EDMONTON — Some decisions are so painfully obvious they make themselves.
They’re called no brainers.
Don’t pick up a hitchhiker wearing a hockey mask.
Don’t expand to cities that don’t have snow.
Don’t go off the board and take Jesse Niinimaki with the 15th pick overall.
No brainers, all of them.
And it didn’t take much grey matter for the Edmonton Oilers to realize that jetting off to California this weekend for a lavish golf holiday in the middle of what could potentially be their worst season ever is probably a bad idea.
“There was a plan, a good one by our management and ownership, to give our players a little bit of a break, which seemed pretty smart in August,” said head coach Pat Quinn, in explaining the change in their itinerary. “But it doesn’t feel, as a coach, very smart right now.”
Nor should it. Blowing off practice for tee times in Palm Springs when you’re 1-9 in your last 10 and second last in your league wouldn’t be prudent on any number of levels.
So, at Quinn’s urging, they called off a mid-season holiday in the land of greens and sunshine in favour of a mid-season training camp in Edmonton, home of the dark cloud.
“I was the guy who convinced others that we needed this time,” sadi Quinn, who’d rather send some of these guys to Palm Springfield than Palm Springs. “So we’re going to run a little camp here.

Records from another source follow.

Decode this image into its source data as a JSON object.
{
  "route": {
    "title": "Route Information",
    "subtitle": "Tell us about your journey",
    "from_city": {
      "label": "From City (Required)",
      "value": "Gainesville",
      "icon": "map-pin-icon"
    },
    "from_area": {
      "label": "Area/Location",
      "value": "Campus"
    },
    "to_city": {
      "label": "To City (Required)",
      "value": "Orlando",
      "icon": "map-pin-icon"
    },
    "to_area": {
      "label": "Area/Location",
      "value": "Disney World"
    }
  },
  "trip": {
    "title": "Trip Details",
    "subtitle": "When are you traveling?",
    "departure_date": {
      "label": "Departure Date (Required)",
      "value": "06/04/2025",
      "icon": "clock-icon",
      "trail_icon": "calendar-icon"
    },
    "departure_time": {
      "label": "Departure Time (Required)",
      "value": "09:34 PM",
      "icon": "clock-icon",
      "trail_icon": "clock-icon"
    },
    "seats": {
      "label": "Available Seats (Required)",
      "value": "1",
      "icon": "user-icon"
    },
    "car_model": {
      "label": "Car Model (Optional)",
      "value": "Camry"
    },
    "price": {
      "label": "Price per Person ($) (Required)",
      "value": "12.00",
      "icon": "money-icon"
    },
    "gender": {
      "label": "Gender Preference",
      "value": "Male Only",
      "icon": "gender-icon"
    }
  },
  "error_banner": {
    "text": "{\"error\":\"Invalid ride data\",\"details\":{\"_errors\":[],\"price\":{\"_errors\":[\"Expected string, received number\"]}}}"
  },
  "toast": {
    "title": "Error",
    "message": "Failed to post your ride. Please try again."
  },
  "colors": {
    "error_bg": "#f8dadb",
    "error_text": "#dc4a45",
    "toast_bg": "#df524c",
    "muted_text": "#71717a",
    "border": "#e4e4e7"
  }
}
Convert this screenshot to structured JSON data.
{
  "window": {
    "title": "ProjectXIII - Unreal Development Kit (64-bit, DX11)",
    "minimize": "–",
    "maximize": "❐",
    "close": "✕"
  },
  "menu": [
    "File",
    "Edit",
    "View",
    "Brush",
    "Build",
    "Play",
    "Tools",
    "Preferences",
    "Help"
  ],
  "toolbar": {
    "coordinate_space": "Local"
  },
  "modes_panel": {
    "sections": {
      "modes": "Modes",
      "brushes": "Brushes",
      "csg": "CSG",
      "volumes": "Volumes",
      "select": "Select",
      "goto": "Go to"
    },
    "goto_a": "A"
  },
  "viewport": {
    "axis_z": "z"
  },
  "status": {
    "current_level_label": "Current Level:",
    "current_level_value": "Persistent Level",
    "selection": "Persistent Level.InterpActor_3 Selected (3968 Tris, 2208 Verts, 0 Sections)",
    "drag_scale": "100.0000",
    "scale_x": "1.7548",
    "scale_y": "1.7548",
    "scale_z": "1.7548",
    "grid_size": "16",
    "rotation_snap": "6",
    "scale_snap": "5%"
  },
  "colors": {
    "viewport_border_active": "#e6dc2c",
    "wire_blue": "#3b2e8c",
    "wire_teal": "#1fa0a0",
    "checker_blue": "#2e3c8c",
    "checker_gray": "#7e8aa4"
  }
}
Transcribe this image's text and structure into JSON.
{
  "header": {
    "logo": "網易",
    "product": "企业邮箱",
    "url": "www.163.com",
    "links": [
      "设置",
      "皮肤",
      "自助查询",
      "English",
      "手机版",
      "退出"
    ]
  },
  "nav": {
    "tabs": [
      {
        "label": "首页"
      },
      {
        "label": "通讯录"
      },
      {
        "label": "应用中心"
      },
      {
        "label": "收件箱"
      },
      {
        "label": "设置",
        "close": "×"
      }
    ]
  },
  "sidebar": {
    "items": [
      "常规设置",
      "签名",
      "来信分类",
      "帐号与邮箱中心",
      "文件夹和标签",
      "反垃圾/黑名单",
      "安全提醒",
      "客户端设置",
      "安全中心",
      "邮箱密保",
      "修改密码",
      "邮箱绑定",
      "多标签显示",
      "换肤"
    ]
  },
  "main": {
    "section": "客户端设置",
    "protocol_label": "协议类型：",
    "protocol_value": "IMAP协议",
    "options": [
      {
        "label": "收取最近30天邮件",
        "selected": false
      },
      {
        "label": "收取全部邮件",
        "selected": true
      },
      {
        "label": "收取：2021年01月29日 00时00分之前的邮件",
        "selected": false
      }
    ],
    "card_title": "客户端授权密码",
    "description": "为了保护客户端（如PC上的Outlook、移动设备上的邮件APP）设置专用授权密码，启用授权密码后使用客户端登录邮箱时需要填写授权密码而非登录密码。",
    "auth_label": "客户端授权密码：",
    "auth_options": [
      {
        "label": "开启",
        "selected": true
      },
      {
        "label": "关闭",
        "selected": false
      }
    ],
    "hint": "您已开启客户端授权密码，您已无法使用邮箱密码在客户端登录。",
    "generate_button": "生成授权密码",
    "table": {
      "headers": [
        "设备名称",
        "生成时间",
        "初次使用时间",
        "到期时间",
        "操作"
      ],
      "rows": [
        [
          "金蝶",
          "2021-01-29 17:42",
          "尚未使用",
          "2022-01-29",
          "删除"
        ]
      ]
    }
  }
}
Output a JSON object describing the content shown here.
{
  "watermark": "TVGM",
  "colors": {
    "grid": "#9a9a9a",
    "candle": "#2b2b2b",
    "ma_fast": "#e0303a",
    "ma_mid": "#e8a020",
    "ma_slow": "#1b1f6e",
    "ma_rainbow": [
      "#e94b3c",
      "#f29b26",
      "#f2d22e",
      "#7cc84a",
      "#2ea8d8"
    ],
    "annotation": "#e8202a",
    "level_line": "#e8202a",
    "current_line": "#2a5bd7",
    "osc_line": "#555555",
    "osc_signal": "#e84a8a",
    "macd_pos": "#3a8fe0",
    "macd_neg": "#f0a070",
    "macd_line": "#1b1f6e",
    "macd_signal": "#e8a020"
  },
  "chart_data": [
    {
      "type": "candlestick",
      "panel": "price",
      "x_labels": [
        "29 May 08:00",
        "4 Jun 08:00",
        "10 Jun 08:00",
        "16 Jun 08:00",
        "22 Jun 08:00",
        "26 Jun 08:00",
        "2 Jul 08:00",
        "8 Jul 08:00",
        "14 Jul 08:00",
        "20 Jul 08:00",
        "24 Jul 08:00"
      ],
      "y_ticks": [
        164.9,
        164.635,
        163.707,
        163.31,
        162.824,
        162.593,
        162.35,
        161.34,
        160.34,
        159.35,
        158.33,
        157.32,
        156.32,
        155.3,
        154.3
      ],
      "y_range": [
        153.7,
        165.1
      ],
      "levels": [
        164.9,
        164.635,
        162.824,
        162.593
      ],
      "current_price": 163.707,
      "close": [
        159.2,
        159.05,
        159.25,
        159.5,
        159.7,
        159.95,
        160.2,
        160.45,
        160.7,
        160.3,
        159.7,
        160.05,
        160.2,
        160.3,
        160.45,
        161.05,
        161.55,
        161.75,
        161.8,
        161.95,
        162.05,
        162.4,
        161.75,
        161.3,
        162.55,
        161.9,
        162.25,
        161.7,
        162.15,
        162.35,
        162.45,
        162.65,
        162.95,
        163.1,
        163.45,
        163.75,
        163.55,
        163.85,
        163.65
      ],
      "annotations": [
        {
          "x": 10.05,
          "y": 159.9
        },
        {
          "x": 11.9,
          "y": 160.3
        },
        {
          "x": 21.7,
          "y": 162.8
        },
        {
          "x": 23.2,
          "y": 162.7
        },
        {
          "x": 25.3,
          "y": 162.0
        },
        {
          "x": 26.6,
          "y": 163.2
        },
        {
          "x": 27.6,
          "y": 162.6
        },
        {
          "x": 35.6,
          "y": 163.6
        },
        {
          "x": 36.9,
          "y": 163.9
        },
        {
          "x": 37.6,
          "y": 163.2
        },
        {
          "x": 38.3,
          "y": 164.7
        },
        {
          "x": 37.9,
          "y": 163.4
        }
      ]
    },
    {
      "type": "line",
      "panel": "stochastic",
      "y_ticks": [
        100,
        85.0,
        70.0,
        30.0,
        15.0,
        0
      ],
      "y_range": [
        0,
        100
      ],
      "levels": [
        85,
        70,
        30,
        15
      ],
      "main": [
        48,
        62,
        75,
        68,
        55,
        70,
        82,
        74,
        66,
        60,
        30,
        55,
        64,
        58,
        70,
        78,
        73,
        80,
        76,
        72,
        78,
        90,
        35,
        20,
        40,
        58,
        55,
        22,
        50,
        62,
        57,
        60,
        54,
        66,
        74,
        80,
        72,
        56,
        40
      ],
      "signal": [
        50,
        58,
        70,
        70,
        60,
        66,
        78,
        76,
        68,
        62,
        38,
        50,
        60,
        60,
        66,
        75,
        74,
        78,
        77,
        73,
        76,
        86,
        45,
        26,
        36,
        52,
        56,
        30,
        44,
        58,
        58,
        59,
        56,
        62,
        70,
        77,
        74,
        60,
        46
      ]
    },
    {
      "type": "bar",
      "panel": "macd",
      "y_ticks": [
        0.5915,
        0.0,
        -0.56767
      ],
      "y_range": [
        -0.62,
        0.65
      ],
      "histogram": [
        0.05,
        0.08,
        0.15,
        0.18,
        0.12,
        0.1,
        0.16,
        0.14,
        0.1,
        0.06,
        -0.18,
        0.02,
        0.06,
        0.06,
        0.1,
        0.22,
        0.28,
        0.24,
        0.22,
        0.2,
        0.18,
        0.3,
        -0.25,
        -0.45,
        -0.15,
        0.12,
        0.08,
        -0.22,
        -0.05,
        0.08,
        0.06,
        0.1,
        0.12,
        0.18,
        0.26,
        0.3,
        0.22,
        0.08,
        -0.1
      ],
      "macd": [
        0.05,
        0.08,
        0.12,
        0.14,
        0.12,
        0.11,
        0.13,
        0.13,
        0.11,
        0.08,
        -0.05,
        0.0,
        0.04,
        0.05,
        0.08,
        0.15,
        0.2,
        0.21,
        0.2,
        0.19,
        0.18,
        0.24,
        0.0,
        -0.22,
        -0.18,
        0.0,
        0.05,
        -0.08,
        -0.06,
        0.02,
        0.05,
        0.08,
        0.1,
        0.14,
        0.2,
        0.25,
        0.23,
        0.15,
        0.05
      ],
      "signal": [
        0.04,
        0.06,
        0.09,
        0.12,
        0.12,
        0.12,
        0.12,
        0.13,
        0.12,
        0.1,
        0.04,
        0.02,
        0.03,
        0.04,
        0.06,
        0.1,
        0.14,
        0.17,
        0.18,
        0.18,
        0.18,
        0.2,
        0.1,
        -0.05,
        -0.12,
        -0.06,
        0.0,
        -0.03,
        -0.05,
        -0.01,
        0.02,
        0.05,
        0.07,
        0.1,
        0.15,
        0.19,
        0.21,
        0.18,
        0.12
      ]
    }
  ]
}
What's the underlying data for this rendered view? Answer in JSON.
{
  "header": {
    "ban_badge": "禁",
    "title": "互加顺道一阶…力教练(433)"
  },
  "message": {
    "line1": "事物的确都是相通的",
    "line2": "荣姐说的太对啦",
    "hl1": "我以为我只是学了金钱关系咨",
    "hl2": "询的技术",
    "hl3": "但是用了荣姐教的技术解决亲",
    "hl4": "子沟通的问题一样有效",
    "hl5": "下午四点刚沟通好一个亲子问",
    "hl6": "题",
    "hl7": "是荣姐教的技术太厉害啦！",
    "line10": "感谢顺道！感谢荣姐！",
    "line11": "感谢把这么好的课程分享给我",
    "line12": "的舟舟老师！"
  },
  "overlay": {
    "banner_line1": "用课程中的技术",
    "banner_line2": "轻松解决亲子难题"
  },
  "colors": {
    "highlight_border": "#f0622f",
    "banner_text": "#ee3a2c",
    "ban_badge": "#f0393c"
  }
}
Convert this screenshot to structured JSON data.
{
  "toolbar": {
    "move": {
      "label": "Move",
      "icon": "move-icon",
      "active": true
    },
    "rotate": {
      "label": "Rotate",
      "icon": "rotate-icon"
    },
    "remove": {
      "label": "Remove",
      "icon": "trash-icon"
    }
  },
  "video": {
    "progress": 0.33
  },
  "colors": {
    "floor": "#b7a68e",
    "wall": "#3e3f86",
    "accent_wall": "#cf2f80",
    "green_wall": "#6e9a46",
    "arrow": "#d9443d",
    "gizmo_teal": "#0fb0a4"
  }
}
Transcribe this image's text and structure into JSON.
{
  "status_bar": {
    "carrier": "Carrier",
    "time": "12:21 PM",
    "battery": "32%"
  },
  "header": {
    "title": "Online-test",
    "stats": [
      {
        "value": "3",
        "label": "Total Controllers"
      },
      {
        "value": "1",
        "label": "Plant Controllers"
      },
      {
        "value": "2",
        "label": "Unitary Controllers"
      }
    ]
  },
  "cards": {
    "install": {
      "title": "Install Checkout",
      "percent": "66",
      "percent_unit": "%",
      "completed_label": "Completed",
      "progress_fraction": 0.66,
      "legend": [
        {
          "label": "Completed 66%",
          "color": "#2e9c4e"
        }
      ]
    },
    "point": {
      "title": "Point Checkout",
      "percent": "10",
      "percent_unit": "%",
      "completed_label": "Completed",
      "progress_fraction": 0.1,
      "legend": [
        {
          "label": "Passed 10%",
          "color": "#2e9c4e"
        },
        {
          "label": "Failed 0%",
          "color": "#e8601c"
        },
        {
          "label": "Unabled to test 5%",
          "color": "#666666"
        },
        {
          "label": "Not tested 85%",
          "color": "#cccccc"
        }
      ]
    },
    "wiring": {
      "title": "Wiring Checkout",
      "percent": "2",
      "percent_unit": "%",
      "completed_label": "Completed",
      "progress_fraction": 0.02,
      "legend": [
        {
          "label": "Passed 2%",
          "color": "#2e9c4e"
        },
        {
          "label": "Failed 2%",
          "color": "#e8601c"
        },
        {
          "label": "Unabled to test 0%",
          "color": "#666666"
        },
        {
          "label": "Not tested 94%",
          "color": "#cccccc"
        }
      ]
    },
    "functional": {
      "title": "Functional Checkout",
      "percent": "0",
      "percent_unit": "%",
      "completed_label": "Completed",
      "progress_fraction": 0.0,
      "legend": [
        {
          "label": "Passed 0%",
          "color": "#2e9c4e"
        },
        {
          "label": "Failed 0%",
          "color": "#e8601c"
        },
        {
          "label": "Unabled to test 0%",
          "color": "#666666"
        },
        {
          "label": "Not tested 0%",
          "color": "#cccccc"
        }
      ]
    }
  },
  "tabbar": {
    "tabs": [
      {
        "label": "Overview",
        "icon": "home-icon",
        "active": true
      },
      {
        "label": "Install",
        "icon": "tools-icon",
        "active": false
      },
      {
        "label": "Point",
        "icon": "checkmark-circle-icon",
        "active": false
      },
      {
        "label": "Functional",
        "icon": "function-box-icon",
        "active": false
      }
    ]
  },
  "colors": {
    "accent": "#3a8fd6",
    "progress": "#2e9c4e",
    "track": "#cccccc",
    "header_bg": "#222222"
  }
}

We have this window, it’s the only one we have all year. We can’t (practice) during the Olympic break and by then it might be too late, anyway. This is a very important four days for us.”
The focus of the camp will be redesigning the system to better complement the skill level here, which is to say, not much.
They’ll dummy down the offence, returning to a more safe and methodical dump it in, dump it out, chip and chase style similar to the one Craig MacTavish used to employ here.
“It’s like the old days when teams would hit the red line and shoot it in automatically, that was the only play they were allowed to do,” said Quinn. “That’s what this is, done in a different way.”
Simply put, they’ve come to the realization, at least the coaching staff has, that they’re not talented enough to get by on talent.
“Maybe we mis-read our skills a little bit,” said Quinn, who knows enough to know that what they’ve been doing isn’t working. “People who keep trying to get a different result from doing the same thing aren’t very smart.”
So it’s back to the drawing board, instead of the tee box.
“We are not giving up the ship,” said the coach. “We’re going to do some work. We’re going to try and nail it down, even if we have to become robots... I’ve never believed you make robots out of your players, I like to give freedom when you have the puck, to allow your offensively talented players to create and make things happen, but I do demand responsibility when you don’t have the puck and we haven’t got that as well as we need to get it.
“If we’re going to go back to the defensive side and become more robotic, that’s what we’re going to do.”
It’s nobody’s first choice, but there aren’t any players in this lineup with the game or the numbers to argue.
“When you’re making mistakes in games and you’re losing games, there’s things that you’re doing that are wrong,” said Patrick O’Sullivan. “They need to be corrected. As players we realize that and are open to anything, really. We need to change some things. Maybe adjust the way we’re playing in certain areas of the ice. But at the end of the day we need to execute as players.”